Comment. The factor $\|\nabla H(w)\|^{-1}$ converts an energy discrepancy into a distance in state space: large gradients mean small state changes can fix the energy, while small gradients mean the same energy error corresponds to a larger geometric correction.
For two particles in two spatial dimensions, a convenient choice is $n=8$ with
$$ w = $$ $$ (x_1,y_1,x_2,y_2,p^x_1,p^y_1,p^x_2,p^y_2). $$
With masses $m_1,m_2>0$, separation distance
$$ r(w) := $$ $$ \sqrt{(x_1-x_2)^2 + (y_1-y_2)^2}, $$
and a time-independent interaction potential $U$, the Hamiltonian is
$$ H(w) = $$ $$ \frac{(p^x_1)^2+(p^y_1)^2}{2m_1} + $$ $$ \frac{(p^x_2)^2+(p^y_2)^2}{2m_2} + $$ $$ U\big(r(w)\big). $$
The formalism above then quantifies (i) how many bounded, discretized candidates at $T=1$ are consistent with $E_0$, and (ii) how far inconsistent candidates lie from physical admissibility.
Noether's theorem tells us that symmetries constrain dynamics, but constraints are only interesting when there's something to constrain. By discretizing state space and counting, we make the reduction explicit: energy conservation doesn't just preserve structure, it eliminates exponentially many candidate futures. The $n$-dimensional space of possibilities collapses onto an $(n-1)$-dimensional shell, and the distance metric $\delta(w)$ tells us exactly how far we've strayed when numerical methods or approximations break that constraint.
This isn't just bookkeeping. In a computational setting, knowing that most of $\mathcal{S}_\epsilon$ is physically inadmissible means we can design integrators that respect geometry rather than fight it.

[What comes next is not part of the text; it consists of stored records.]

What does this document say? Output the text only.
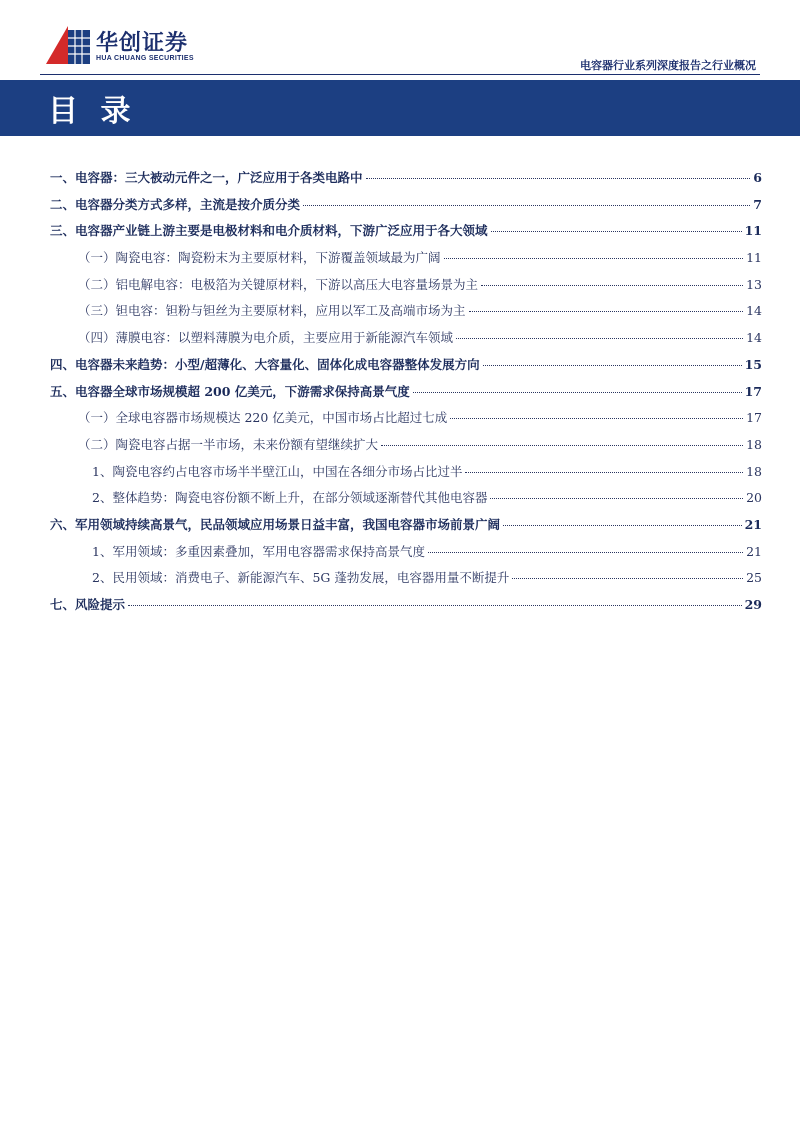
华创证券
HUA CHUANG SECURITIES
电容器行业系列深度报告之行业概况
目 录
一、电容器：三大被动元件之一，广泛应用于各类电路中	6
二、电容器分类方式多样，主流是按介质分类	7
三、电容器产业链上游主要是电极材料和电介质材料，下游广泛应用于各大领域	11
（一）陶瓷电容：陶瓷粉末为主要原材料，下游覆盖领域最为广阔	11
（二）铝电解电容：电极箔为关键原材料，下游以高压大电容量场景为主	13
（三）钽电容：钽粉与钽丝为主要原材料，应用以军工及高端市场为主	14
（四）薄膜电容：以塑料薄膜为电介质，主要应用于新能源汽车领域	14
四、电容器未来趋势：小型/超薄化、大容量化、固体化成电容器整体发展方向	15
五、电容器全球市场规模超 200 亿美元，下游需求保持高景气度	17
（一）全球电容器市场规模达 220 亿美元，中国市场占比超过七成	17
（二）陶瓷电容占据一半市场，未来份额有望继续扩大	18
1、陶瓷电容约占电容市场半半壁江山，中国在各细分市场占比过半	18
2、整体趋势：陶瓷电容份额不断上升，在部分领域逐渐替代其他电容器	20
六、军用领域持续高景气，民品领域应用场景日益丰富，我国电容器市场前景广阔	21
1、军用领域：多重因素叠加，军用电容器需求保持高景气度	21
2、民用领域：消费电子、新能源汽车、5G 蓬勃发展，电容器用量不断提升	25
七、风险提示	29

And philosophically, it reframes conservation laws: they're not mysterious metaphysical principles but dimensional filters, geometric choke points that physical systems must thread through. The universe doesn't "choose" energy-conserving paths, there simply aren't any others available. That's the power of symmetry: it doesn't guide nature, it defines the only roads nature can take.
It can help to see the "energy shell" as an actual surface. Here is a minimal 3D slice where energy conservation becomes a literal geometric constraint.
Consider a time-independent Hamiltonian in three coordinates $(x,y,p)$:
$$ H(x,y,p) := $$ $$ \frac{p^2}{2m} + \frac{k}{2}(x^2+y^2). $$
Fix a conserved energy level $E_0>0$. The conserving set is the level set
$$ H(x,y,p) = E_0. $$
Solving for $p$ gives a two-sheet surface over the disk where the square root is real:
$$ p(x,y) = $$ $$ \pm \sqrt{ 2m \Big( E_0 - \frac{k}{2}(x^2+y^2) \Big) }. $$
In the language of this note, this surface is the continuous analogue of the conserving set $\mathcal{C}$: one scalar constraint removes one degree of freedom, collapsing the admissible candidates onto a codimension-one shell. The "distance-to-conservation" $\delta(w)$ is then (locally) the Euclidean distance from a point to this surface.